I've started interviewing for data science roles and I've noticed that a lot of companies ask traditional computer science questions. I have no formal CS education. In fact, I was a business major in college which is pretty much the opposite. I don't know anything about traditional CS algorithms like binary search, bubble sort, or dynamic programming.
I have a very strong background in machine learning / data science but pretty much everything I know is through years of Googling, doing interesting ML side projects, Kaggle, and generally learning things the hard way. I know that a data scientist needs to be able to code. Ironically I'm a professional software engineer and I code all day. I just don't have a theoretical background. Do I need to read something like Introduction to Algorithms and brush up on CS undergrad work before I start applying to data science jobs in earnest?

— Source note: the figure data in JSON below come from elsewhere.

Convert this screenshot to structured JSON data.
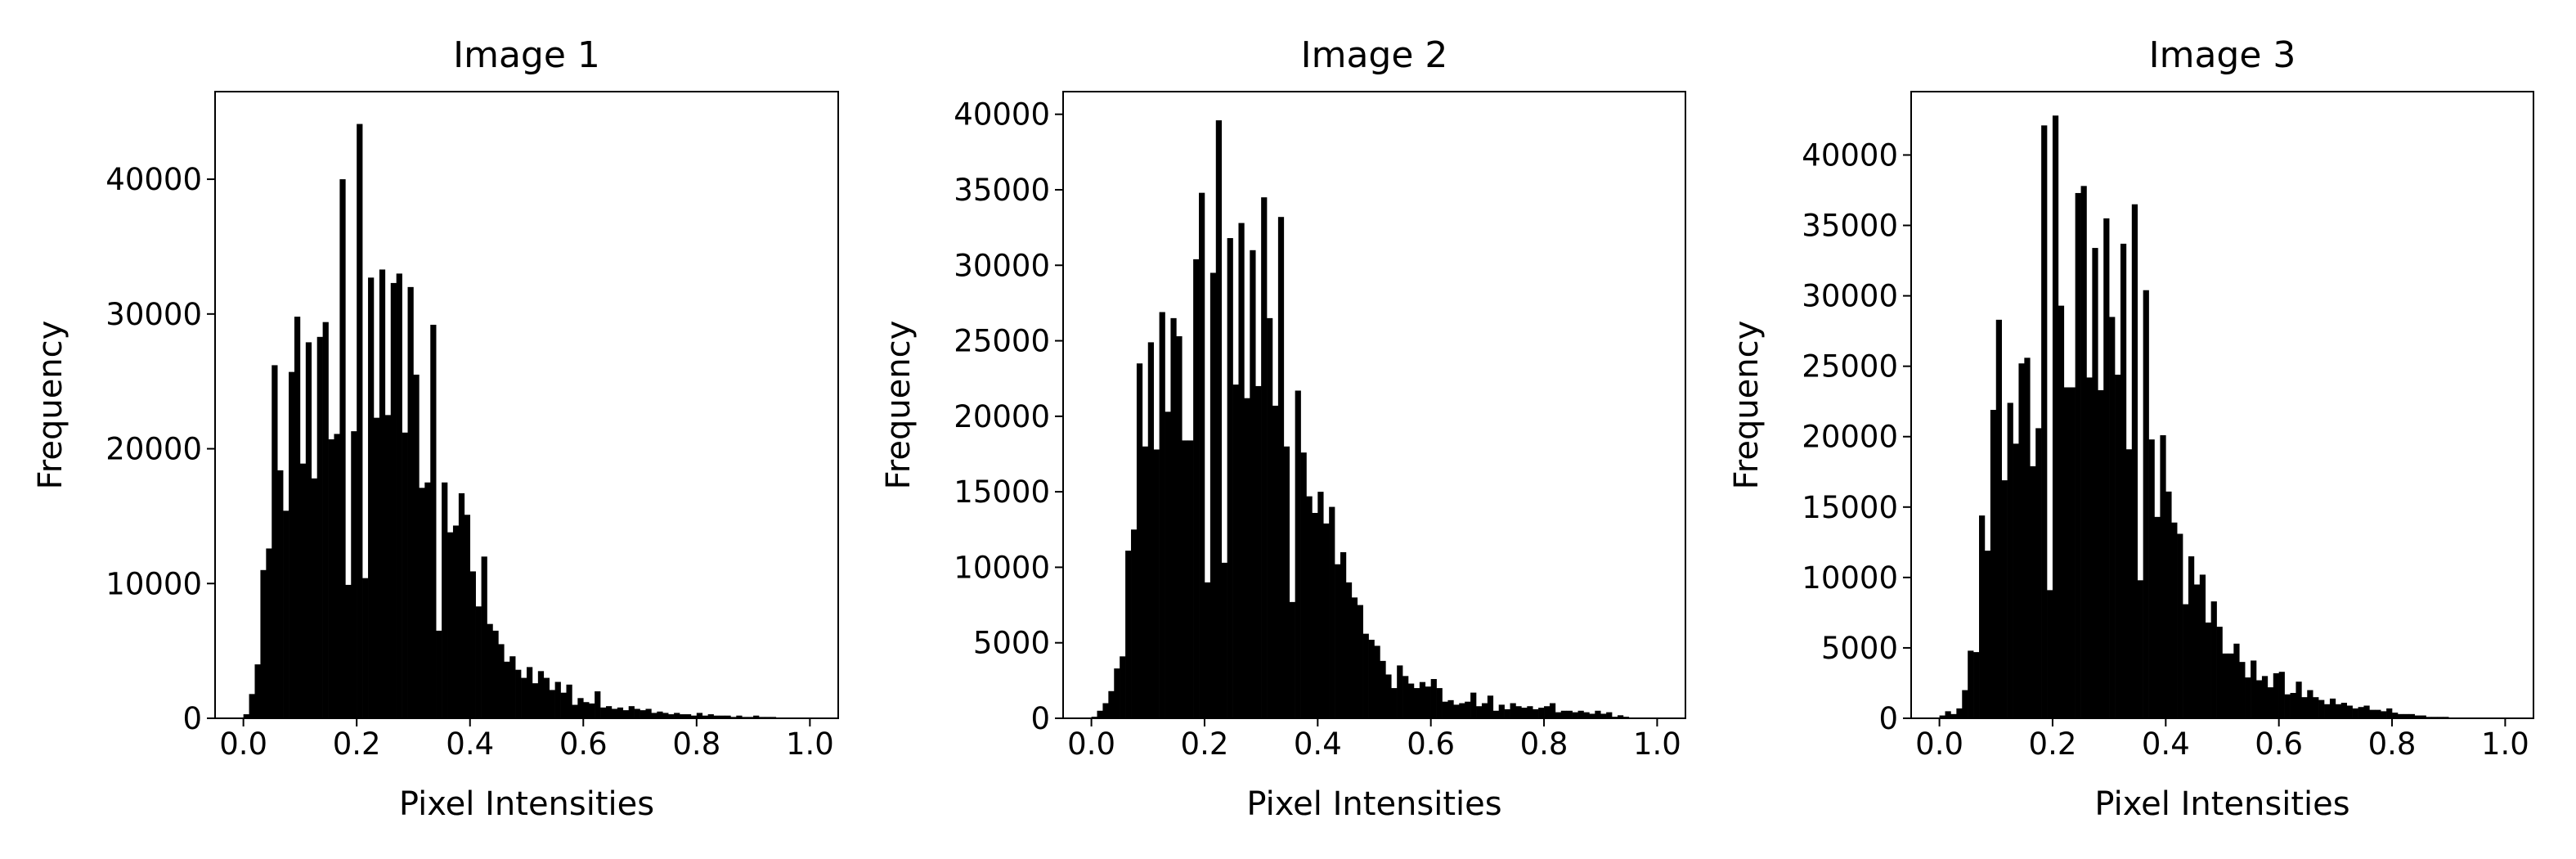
{
  "chart_data": [
    {
      "type": "bar",
      "title": "Image 1",
      "xlabel": "Pixel Intensities",
      "ylabel": "Frequency",
      "xlim": [
        -0.05,
        1.05
      ],
      "ylim": [
        0,
        46500
      ],
      "xticks": [
        0.0,
        0.2,
        0.4,
        0.6,
        0.8,
        1.0
      ],
      "xtick_labels": [
        "0.0",
        "0.2",
        "0.4",
        "0.6",
        "0.8",
        "1.0"
      ],
      "yticks": [
        0,
        10000,
        20000,
        30000,
        40000
      ],
      "ytick_labels": [
        "0",
        "10000",
        "20000",
        "30000",
        "40000"
      ],
      "bar_color": "#000000",
      "bin_width": 0.01,
      "x": [
        0.0,
        0.01,
        0.02,
        0.03,
        0.04,
        0.05,
        0.06,
        0.07,
        0.08,
        0.09,
        0.1,
        0.11,
        0.12,
        0.13,
        0.14,
        0.15,
        0.16,
        0.17,
        0.18,
        0.19,
        0.2,
        0.21,
        0.22,
        0.23,
        0.24,
        0.25,
        0.26,
        0.27,
        0.28,
        0.29,
        0.3,
        0.31,
        0.32,
        0.33,
        0.34,
        0.35,
        0.36,
        0.37,
        0.38,
        0.39,
        0.4,
        0.41,
        0.42,
        0.43,
        0.44,
        0.45,
        0.46,
        0.47,
        0.48,
        0.49,
        0.5,
        0.51,
        0.52,
        0.53,
        0.54,
        0.55,
        0.56,
        0.57,
        0.58,
        0.59,
        0.6,
        0.61,
        0.62,
        0.63,
        0.64,
        0.65,
        0.66,
        0.67,
        0.68,
        0.69,
        0.7,
        0.71,
        0.72,
        0.73,
        0.74,
        0.75,
        0.76,
        0.77,
        0.78,
        0.79,
        0.8,
        0.81,
        0.82,
        0.83,
        0.84,
        0.85,
        0.86,
        0.87,
        0.88,
        0.89,
        0.9,
        0.91,
        0.92,
        0.93,
        0.94,
        0.95,
        0.96,
        0.97,
        0.98,
        0.99
      ],
      "values": [
        300,
        1800,
        4000,
        11000,
        12600,
        26200,
        18400,
        15400,
        25700,
        29800,
        18900,
        27900,
        17800,
        28300,
        29400,
        20700,
        21100,
        40000,
        9900,
        21300,
        44100,
        10400,
        32700,
        22300,
        33300,
        22500,
        32300,
        33000,
        21200,
        32000,
        25500,
        17100,
        17500,
        29200,
        6500,
        17500,
        13800,
        14300,
        16700,
        15100,
        10900,
        8300,
        12000,
        7000,
        6500,
        5500,
        4200,
        4600,
        3600,
        3000,
        3800,
        2600,
        3500,
        3000,
        2100,
        2700,
        1900,
        2500,
        1000,
        1500,
        1200,
        1100,
        2000,
        800,
        900,
        700,
        800,
        600,
        900,
        700,
        600,
        700,
        400,
        500,
        400,
        300,
        400,
        300,
        300,
        200,
        400,
        200,
        300,
        200,
        200,
        200,
        100,
        200,
        100,
        100,
        200,
        100,
        100,
        100,
        50,
        50,
        50,
        50,
        0,
        0
      ]
    },
    {
      "type": "bar",
      "title": "Image 2",
      "xlabel": "Pixel Intensities",
      "ylabel": "Frequency",
      "xlim": [
        -0.05,
        1.05
      ],
      "ylim": [
        0,
        41500
      ],
      "xticks": [
        0.0,
        0.2,
        0.4,
        0.6,
        0.8,
        1.0
      ],
      "xtick_labels": [
        "0.0",
        "0.2",
        "0.4",
        "0.6",
        "0.8",
        "1.0"
      ],
      "yticks": [
        0,
        5000,
        10000,
        15000,
        20000,
        25000,
        30000,
        35000,
        40000
      ],
      "ytick_labels": [
        "0",
        "5000",
        "10000",
        "15000",
        "20000",
        "25000",
        "30000",
        "35000",
        "40000"
      ],
      "bar_color": "#000000",
      "bin_width": 0.01,
      "x": [
        0.0,
        0.01,
        0.02,
        0.03,
        0.04,
        0.05,
        0.06,
        0.07,
        0.08,
        0.09,
        0.1,
        0.11,
        0.12,
        0.13,
        0.14,
        0.15,
        0.16,
        0.17,
        0.18,
        0.19,
        0.2,
        0.21,
        0.22,
        0.23,
        0.24,
        0.25,
        0.26,
        0.27,
        0.28,
        0.29,
        0.3,
        0.31,
        0.32,
        0.33,
        0.34,
        0.35,
        0.36,
        0.37,
        0.38,
        0.39,
        0.4,
        0.41,
        0.42,
        0.43,
        0.44,
        0.45,
        0.46,
        0.47,
        0.48,
        0.49,
        0.5,
        0.51,
        0.52,
        0.53,
        0.54,
        0.55,
        0.56,
        0.57,
        0.58,
        0.59,
        0.6,
        0.61,
        0.62,
        0.63,
        0.64,
        0.65,
        0.66,
        0.67,
        0.68,
        0.69,
        0.7,
        0.71,
        0.72,
        0.73,
        0.74,
        0.75,
        0.76,
        0.77,
        0.78,
        0.79,
        0.8,
        0.81,
        0.82,
        0.83,
        0.84,
        0.85,
        0.86,
        0.87,
        0.88,
        0.89,
        0.9,
        0.91,
        0.92,
        0.93,
        0.94,
        0.95,
        0.96,
        0.97,
        0.98,
        0.99
      ],
      "values": [
        100,
        500,
        1000,
        1800,
        3300,
        4100,
        11100,
        12500,
        23500,
        18000,
        24900,
        17800,
        26900,
        20300,
        26500,
        25300,
        18400,
        18400,
        30400,
        34800,
        9000,
        29500,
        39600,
        10300,
        31800,
        22100,
        32800,
        21200,
        31000,
        22000,
        34500,
        26500,
        20700,
        33200,
        18000,
        7700,
        21700,
        17600,
        14700,
        13600,
        15000,
        12900,
        14000,
        10200,
        11000,
        9000,
        8000,
        7500,
        5600,
        5200,
        4800,
        3800,
        2900,
        2000,
        3500,
        2800,
        2300,
        2000,
        2400,
        2100,
        2600,
        2000,
        1100,
        1200,
        900,
        1000,
        1100,
        1700,
        800,
        1000,
        1500,
        500,
        900,
        600,
        1000,
        800,
        700,
        800,
        600,
        700,
        800,
        1000,
        400,
        500,
        500,
        400,
        500,
        400,
        300,
        500,
        300,
        400,
        100,
        200,
        100,
        50,
        50,
        50,
        0,
        0
      ]
    },
    {
      "type": "bar",
      "title": "Image 3",
      "xlabel": "Pixel Intensities",
      "ylabel": "Frequency",
      "xlim": [
        -0.05,
        1.05
      ],
      "ylim": [
        0,
        44500
      ],
      "xticks": [
        0.0,
        0.2,
        0.4,
        0.6,
        0.8,
        1.0
      ],
      "xtick_labels": [
        "0.0",
        "0.2",
        "0.4",
        "0.6",
        "0.8",
        "1.0"
      ],
      "yticks": [
        0,
        5000,
        10000,
        15000,
        20000,
        25000,
        30000,
        35000,
        40000
      ],
      "ytick_labels": [
        "0",
        "5000",
        "10000",
        "15000",
        "20000",
        "25000",
        "30000",
        "35000",
        "40000"
      ],
      "bar_color": "#000000",
      "bin_width": 0.01,
      "x": [
        0.0,
        0.01,
        0.02,
        0.03,
        0.04,
        0.05,
        0.06,
        0.07,
        0.08,
        0.09,
        0.1,
        0.11,
        0.12,
        0.13,
        0.14,
        0.15,
        0.16,
        0.17,
        0.18,
        0.19,
        0.2,
        0.21,
        0.22,
        0.23,
        0.24,
        0.25,
        0.26,
        0.27,
        0.28,
        0.29,
        0.3,
        0.31,
        0.32,
        0.33,
        0.34,
        0.35,
        0.36,
        0.37,
        0.38,
        0.39,
        0.4,
        0.41,
        0.42,
        0.43,
        0.44,
        0.45,
        0.46,
        0.47,
        0.48,
        0.49,
        0.5,
        0.51,
        0.52,
        0.53,
        0.54,
        0.55,
        0.56,
        0.57,
        0.58,
        0.59,
        0.6,
        0.61,
        0.62,
        0.63,
        0.64,
        0.65,
        0.66,
        0.67,
        0.68,
        0.69,
        0.7,
        0.71,
        0.72,
        0.73,
        0.74,
        0.75,
        0.76,
        0.77,
        0.78,
        0.79,
        0.8,
        0.81,
        0.82,
        0.83,
        0.84,
        0.85,
        0.86,
        0.87,
        0.88,
        0.89,
        0.9,
        0.91,
        0.92,
        0.93,
        0.94,
        0.95,
        0.96,
        0.97,
        0.98,
        0.99
      ],
      "values": [
        200,
        500,
        300,
        700,
        2000,
        4800,
        4700,
        14400,
        11900,
        21900,
        28300,
        16900,
        22400,
        19500,
        25200,
        25600,
        17900,
        20600,
        42100,
        9100,
        42800,
        29300,
        23500,
        23500,
        37300,
        37800,
        24200,
        33400,
        23300,
        35500,
        28500,
        24400,
        33700,
        19100,
        36500,
        9800,
        30400,
        19800,
        14300,
        20100,
        16100,
        13900,
        13100,
        8100,
        11500,
        9500,
        10200,
        6800,
        8300,
        6500,
        4600,
        4600,
        5300,
        4000,
        2900,
        4100,
        2700,
        3000,
        2200,
        3200,
        3300,
        1700,
        1800,
        2600,
        1500,
        2000,
        1500,
        1300,
        1000,
        1400,
        1000,
        1100,
        900,
        700,
        800,
        900,
        600,
        600,
        500,
        700,
        400,
        300,
        300,
        300,
        200,
        200,
        100,
        100,
        100,
        100,
        50,
        50,
        0,
        0,
        0,
        0,
        0,
        0,
        0,
        0
      ]
    }
  ]
}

Please note: I know that there are a lot of other questions on here about what to study to become a good data scientist, but this question is subtly different. I personally disagree that knowledge of traditional CS algorithms is relevant for most day-to-day data science work and that knowing these things makes you a better data scientist.

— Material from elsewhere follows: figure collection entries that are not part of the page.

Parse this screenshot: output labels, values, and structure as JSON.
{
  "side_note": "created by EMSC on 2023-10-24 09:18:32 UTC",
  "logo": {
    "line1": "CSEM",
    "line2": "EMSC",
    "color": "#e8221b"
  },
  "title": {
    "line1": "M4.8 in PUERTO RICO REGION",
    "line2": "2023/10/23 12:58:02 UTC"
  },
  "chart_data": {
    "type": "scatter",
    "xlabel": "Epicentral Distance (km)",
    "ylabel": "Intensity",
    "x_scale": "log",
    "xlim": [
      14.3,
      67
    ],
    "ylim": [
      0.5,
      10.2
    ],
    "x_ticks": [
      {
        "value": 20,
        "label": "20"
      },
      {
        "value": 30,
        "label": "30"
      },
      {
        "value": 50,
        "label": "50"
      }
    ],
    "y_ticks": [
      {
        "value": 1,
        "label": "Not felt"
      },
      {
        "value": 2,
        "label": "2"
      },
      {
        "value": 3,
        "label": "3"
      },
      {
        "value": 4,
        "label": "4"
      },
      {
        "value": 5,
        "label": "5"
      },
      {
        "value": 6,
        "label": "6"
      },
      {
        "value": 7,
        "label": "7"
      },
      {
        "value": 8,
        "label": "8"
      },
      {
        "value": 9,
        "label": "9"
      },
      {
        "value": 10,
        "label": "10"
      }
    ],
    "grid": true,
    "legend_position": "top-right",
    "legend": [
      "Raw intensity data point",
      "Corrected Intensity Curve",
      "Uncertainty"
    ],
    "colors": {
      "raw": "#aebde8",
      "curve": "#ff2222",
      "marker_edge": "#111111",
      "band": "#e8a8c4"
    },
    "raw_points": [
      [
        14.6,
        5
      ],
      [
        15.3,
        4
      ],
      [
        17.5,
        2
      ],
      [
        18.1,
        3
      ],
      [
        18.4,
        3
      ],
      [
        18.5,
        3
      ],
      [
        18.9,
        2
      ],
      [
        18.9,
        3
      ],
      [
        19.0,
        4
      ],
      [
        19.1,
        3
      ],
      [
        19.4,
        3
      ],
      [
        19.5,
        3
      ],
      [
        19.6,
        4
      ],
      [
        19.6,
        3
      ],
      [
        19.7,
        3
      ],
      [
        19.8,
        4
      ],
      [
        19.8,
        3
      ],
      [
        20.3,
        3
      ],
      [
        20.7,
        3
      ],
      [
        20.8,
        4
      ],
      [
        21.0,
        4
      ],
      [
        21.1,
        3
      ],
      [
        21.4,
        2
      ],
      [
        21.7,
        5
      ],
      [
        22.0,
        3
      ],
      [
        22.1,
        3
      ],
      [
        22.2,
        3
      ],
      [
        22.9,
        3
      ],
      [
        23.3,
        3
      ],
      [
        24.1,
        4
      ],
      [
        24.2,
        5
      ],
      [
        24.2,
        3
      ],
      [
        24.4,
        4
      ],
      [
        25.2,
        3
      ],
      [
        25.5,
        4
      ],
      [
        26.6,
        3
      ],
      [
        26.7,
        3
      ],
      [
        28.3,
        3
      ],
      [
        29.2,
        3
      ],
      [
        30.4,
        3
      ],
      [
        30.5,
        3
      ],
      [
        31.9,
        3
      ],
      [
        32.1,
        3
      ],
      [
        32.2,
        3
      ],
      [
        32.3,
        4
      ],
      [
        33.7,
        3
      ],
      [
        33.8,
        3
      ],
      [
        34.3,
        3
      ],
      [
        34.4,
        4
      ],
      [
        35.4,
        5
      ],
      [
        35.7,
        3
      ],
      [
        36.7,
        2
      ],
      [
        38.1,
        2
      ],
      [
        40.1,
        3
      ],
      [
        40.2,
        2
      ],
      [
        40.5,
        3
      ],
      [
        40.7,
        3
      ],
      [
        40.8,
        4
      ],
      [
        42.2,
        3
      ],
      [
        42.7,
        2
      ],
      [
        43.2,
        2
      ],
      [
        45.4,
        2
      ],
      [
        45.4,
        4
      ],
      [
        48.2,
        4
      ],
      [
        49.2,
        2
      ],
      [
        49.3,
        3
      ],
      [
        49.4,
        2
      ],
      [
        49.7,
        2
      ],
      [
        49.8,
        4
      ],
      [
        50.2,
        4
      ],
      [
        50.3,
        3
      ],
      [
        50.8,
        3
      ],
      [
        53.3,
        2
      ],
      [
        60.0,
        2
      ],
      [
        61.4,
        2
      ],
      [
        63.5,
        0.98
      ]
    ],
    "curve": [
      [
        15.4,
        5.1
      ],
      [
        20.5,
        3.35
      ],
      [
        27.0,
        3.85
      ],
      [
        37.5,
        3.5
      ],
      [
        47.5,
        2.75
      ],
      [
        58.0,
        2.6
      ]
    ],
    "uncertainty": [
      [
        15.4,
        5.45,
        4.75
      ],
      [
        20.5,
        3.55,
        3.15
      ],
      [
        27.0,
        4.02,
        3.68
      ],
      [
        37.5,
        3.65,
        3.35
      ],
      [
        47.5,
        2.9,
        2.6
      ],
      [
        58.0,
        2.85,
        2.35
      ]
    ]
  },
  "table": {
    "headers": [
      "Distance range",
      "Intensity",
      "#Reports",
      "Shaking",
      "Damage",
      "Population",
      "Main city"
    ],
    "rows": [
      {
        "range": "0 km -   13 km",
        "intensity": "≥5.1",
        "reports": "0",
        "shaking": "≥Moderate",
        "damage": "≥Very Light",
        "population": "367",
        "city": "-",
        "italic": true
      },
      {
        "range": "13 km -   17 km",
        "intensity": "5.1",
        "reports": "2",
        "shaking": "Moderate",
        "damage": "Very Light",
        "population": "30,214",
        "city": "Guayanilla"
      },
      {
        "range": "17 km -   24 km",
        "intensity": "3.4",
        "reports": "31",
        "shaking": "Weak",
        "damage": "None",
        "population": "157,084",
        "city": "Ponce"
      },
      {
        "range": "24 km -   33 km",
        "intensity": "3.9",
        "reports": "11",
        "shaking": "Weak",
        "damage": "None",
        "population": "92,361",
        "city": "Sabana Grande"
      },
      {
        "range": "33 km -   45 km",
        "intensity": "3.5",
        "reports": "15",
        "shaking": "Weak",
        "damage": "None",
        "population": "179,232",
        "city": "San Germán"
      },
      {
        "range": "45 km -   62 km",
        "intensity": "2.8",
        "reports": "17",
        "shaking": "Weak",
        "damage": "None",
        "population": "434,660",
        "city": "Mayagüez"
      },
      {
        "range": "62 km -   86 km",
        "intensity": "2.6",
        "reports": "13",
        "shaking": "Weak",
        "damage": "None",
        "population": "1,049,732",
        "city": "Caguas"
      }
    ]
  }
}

Most machine learning algorithms (gradient boosting, random forests, linear models, SVMs, neural nets, etc) are available in easy-to-use libraries like caret (R); scikit-learn, and TensorFlow (Python); or H2O, and MLlib (Scala/Java). There are also easy-to-use tools, like Spark, to make these algorithms scale. I feel that understanding how the learning algorithms (like gradient descent) work is relevant, but I don't agree that recursion or dynamic programming is relevant. Am I wrong? Should I be more open minded?